Lawson is blunt about the problem here. "The party has been so weakened by the tragic mismanagement of our country these past eight years," he explains. "Price has been running on Obama's coattails and saying he wants to be part of a team for change. Well, I'm sorry, but you've been there for 20 years. You had your chance. It doesn't make any sense for the voters to hire the guy who threw the brick through their window to fix the glass."

Lawson's strategy has been to distance himself from the GOP ticket and cast himself as a "change" candidate—a perfect down-ballot match for all of these Obama voters. His campaign literature contrasts Lawson's opposition to the Iraq War and the PATRIOT Act with Price's votes for funding the war and legalizing more government surveillance. "The incumbent has been there for 20 years," Lawson told voters in Morrisville. "He's working for his corporate donors, not for you."

These lines are winning over more voters than a generic Republican message might. Price has had to engage in a race he once took for granted, running ads attacking Lawson, and bringing some D.C. staff down here to help him out. But there are probably too many straight-ticket voters furious at Republicans for Lawson to convert. Jesse Benoit, a 33-year old who grew up in New York, compliments Lawson for what he's doing when the candidate hands him a pocket Constitution. But Benoit is too frustrated with the GOP to consider splitting his ticket like he's done in the past. "He's trying to change his party, which he has to, because it's not his party anymore," Benoit said. "He's a democratic conservative, is what I'd call him. But the national party has moved so far away from that."

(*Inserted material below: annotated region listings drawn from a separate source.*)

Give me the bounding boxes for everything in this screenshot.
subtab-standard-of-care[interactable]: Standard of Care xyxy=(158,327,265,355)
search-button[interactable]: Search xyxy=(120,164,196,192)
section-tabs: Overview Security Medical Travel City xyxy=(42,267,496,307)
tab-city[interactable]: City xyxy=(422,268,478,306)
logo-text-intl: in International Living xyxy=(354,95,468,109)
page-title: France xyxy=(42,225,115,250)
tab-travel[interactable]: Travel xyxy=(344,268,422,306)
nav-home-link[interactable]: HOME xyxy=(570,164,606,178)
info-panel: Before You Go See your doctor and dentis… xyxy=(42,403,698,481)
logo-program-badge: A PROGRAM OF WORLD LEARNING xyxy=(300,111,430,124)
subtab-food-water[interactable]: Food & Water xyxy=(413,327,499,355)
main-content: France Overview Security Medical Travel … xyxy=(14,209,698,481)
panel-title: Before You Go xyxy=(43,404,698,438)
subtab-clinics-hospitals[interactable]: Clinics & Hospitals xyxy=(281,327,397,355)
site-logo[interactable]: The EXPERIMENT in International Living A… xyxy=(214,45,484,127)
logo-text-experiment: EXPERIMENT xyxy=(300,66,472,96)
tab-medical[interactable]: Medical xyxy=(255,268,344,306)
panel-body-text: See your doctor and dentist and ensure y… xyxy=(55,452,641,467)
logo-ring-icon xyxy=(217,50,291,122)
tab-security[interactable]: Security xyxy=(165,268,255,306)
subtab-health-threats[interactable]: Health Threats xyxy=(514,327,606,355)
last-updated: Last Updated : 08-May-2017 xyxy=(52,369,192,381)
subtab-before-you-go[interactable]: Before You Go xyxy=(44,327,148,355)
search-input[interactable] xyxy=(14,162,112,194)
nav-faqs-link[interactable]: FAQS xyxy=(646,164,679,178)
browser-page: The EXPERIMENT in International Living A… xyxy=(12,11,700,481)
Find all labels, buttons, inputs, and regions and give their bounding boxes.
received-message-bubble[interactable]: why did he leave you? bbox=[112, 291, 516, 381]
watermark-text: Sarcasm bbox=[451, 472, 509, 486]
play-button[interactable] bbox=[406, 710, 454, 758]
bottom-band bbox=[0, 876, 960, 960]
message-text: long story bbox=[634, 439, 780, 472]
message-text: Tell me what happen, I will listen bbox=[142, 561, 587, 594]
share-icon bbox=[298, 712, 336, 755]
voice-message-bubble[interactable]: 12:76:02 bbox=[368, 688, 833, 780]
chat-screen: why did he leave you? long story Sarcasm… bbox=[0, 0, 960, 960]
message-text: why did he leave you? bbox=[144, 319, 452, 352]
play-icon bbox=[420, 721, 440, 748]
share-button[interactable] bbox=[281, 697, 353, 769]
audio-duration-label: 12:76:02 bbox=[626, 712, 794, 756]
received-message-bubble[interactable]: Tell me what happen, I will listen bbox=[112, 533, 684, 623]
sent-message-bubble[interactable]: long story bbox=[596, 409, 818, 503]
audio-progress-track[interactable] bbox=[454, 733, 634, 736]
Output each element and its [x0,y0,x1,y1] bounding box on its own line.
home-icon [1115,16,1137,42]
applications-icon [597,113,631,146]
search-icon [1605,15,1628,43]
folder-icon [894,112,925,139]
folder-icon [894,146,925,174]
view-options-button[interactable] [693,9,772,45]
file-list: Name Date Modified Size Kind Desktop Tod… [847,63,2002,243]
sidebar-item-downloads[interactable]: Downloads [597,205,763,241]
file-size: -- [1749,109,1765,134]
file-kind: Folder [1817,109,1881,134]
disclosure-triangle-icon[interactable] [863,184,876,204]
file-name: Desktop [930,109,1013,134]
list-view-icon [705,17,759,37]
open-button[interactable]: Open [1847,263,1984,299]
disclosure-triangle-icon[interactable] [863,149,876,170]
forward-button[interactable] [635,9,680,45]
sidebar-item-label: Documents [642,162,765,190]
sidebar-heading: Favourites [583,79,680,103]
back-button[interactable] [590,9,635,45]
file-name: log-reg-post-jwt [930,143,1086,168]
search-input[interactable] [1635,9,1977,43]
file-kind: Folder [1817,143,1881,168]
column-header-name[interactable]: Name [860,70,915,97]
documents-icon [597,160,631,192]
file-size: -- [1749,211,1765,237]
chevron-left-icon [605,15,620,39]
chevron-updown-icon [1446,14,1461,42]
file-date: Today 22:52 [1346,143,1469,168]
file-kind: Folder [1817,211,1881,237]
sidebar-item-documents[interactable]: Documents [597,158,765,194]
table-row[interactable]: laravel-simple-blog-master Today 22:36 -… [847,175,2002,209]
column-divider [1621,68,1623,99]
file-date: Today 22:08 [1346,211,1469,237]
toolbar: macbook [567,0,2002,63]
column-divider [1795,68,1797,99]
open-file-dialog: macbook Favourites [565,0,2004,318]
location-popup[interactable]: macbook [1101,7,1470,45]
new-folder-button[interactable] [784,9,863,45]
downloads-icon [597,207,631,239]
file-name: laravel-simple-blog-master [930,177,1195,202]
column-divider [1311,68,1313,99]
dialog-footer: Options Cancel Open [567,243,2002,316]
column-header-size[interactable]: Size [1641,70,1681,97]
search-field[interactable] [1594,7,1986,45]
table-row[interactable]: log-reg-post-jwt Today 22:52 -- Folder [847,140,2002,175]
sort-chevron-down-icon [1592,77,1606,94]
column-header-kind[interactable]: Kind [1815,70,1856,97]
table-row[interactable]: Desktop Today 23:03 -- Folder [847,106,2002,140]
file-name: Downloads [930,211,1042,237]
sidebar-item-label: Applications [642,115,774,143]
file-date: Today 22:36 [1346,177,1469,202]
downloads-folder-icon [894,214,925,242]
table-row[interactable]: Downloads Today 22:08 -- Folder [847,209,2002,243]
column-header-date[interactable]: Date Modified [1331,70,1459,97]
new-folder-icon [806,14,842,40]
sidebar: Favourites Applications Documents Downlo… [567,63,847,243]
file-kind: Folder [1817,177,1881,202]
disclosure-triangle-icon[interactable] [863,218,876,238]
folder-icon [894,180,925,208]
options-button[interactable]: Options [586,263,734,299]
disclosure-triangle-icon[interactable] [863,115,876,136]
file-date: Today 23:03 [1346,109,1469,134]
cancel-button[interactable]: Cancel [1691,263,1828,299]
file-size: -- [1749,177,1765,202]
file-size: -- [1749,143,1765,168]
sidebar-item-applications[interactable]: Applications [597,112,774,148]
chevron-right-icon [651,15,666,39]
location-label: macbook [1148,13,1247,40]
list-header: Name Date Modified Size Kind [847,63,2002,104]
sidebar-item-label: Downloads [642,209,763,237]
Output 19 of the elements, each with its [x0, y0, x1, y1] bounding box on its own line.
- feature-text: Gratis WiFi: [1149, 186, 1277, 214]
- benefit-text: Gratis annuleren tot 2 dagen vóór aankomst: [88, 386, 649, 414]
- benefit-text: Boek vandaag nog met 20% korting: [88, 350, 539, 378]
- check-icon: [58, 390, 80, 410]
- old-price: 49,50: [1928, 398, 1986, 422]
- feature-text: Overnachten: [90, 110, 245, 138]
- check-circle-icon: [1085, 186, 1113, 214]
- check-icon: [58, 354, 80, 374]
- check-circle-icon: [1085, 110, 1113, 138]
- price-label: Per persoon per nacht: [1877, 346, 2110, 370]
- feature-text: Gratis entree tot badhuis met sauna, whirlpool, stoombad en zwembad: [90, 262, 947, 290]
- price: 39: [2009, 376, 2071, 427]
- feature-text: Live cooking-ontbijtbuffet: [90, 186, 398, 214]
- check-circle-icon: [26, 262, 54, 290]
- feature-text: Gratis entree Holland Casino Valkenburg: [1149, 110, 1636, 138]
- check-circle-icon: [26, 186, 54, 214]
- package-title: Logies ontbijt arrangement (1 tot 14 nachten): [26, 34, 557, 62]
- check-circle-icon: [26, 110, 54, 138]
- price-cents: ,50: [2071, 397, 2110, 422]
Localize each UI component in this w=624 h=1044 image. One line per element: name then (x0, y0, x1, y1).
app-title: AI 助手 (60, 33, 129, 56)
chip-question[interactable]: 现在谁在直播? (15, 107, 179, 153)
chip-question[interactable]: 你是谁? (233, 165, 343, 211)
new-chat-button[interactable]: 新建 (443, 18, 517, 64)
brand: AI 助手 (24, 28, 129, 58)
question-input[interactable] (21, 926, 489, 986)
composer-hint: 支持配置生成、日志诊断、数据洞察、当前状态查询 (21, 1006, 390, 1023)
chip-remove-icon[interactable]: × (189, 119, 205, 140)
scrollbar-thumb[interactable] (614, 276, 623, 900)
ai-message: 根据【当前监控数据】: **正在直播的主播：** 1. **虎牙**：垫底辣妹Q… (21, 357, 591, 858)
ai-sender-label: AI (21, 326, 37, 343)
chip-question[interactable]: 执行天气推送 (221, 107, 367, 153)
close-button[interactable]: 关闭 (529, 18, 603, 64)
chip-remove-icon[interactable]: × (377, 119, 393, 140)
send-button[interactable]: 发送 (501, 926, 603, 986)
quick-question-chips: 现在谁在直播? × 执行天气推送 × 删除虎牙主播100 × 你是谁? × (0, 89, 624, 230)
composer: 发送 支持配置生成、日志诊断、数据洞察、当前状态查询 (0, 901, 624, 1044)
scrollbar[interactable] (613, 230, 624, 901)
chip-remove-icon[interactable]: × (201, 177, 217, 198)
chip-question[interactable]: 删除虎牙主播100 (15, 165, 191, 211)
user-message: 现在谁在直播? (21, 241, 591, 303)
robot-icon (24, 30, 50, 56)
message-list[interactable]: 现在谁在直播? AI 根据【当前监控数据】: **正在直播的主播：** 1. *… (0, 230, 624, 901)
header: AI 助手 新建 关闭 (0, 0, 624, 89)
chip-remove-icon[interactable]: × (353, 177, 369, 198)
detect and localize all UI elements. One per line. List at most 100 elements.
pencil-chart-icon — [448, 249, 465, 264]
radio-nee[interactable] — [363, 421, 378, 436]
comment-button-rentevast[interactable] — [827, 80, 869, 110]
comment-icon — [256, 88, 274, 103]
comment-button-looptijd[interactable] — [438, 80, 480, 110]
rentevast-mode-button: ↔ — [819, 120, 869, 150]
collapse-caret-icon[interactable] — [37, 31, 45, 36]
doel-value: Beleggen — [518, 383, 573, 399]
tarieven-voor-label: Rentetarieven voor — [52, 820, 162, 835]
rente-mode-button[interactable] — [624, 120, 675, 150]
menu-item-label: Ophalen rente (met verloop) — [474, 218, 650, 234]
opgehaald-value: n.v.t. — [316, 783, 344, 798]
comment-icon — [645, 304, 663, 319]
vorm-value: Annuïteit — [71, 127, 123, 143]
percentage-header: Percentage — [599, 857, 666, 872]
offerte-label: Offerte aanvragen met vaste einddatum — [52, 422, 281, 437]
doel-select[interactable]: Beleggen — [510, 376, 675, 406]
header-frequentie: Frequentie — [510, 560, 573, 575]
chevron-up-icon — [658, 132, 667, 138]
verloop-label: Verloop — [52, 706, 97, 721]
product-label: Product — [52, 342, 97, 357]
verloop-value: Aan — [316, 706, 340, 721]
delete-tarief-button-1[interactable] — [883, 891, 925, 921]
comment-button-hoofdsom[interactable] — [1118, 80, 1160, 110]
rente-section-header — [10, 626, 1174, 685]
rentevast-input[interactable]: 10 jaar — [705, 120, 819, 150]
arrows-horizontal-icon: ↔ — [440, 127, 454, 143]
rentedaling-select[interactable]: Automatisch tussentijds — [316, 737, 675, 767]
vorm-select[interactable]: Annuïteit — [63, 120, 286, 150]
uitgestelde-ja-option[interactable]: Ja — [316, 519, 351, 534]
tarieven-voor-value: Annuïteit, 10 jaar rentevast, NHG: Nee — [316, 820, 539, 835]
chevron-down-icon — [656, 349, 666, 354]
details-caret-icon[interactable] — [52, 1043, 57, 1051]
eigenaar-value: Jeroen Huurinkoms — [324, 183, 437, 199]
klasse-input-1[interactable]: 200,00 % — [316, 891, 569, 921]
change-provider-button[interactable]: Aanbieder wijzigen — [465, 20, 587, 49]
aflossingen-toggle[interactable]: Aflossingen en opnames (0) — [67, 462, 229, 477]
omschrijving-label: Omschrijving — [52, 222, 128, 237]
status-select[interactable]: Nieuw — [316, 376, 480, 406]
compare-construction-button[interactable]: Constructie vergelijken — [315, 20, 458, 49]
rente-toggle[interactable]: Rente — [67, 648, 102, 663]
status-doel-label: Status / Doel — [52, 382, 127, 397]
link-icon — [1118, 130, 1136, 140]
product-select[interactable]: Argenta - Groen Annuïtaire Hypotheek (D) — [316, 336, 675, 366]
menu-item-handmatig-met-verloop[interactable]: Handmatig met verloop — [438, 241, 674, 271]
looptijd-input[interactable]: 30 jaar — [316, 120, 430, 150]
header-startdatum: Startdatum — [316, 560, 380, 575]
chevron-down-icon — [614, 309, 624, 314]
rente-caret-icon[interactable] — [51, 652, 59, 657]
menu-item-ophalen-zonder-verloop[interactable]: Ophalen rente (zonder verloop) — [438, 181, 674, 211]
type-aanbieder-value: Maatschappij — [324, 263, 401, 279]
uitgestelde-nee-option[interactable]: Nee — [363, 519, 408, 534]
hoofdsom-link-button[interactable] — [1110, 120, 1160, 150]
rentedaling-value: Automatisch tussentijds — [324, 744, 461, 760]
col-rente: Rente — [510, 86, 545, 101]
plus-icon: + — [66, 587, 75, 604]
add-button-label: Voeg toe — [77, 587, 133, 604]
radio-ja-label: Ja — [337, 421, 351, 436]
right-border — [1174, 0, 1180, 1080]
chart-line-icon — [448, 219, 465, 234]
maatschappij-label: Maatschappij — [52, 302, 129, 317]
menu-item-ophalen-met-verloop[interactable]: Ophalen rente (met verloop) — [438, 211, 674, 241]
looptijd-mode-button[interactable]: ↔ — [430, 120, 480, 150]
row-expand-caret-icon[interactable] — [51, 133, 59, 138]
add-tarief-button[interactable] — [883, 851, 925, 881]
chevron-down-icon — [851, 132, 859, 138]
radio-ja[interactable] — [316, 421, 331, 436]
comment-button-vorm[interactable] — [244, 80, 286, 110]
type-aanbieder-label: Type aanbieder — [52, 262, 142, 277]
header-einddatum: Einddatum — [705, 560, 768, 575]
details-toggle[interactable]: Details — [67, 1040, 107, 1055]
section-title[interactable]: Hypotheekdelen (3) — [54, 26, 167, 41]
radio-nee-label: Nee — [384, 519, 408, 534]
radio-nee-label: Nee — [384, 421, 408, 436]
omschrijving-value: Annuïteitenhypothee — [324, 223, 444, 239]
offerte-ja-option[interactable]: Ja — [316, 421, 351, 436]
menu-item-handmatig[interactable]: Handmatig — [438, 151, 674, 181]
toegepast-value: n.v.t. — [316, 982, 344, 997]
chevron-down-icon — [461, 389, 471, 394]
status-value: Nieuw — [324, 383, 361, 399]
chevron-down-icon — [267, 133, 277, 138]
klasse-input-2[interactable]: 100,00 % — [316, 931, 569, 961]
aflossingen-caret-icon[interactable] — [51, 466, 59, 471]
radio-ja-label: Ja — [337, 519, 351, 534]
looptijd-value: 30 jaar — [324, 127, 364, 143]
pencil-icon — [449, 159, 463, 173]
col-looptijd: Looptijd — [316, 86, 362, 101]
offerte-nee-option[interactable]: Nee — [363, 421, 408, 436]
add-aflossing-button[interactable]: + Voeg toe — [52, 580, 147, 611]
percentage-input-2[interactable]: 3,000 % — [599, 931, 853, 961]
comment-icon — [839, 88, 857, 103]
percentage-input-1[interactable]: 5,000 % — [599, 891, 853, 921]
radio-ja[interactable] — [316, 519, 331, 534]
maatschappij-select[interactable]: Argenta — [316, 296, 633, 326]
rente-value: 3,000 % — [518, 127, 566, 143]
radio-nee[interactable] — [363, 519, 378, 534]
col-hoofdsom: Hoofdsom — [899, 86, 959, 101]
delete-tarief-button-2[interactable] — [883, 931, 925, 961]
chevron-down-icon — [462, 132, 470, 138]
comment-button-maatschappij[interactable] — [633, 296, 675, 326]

Some voters were less interested in straight-ticket voting and, as such, more gettable for Lawson. "I want to know about Social Security disability," said Vicky Smith, a middle-aged voter sporting sunglasses and a gem-encrusted pumpkin sweater.

"The government's been lying to us in a lot of ways for a while now," Lawson says. "One of the ways it lies is in how it calculates inflation, so when Social Security benefits increase, they're getting increased much less."

"Exactly!" says Smith. "I mean, with the property taxes and all that we have to pay—it's ridiculous. We're on the low end of the totem poll. We can't take it."

"Exactly," says Lawson, nodding, hands on hips. "We've got to stop taxing Social Security benefits and start being honest about how much it costs to live, so we can eventually transition out of Social Security and into something more fair."

"We're on the low end of the totem poll," Smith says. "What do you call it, lower-class?"

"And it's getting worse and worse," Lawson says. "We're spending $700 billion to bail out the banks—"

"Exactly!" she interrupted. "Exactly!"

Anger at the bailout has helped Lawson frame his message down the stretch. "It's finally blown away the illusion that our government is responsible to the people," he explains. "Nobody wants to bail out Wall Street when the average American is losing his job. The bailout didn't change the campaign, but it put an exclamation point on what I had been saying."

State Republicans have warmed to Lawson since the primary. "We're the grassroots of the party here," says volunteer John Lahtinen, a Paul supporter who helped Lawson work the early voters on Saturday. Lawson's distasteful connections to Ron Paul are outweighed, in Republican minds, by the strength of the race he's running. "Every dollar Price spends is a dollar he can't give to someone to use somewhere else," Lawson says.

Even if Price wins, Lawson is still cheered by an organization that "came out of the woodwork" and survived past the flash of Ron Paul's presidential campaign.

"Maybe," says Lawson, "I'll become a community organizer."

David Weigel is an associate editor of reason.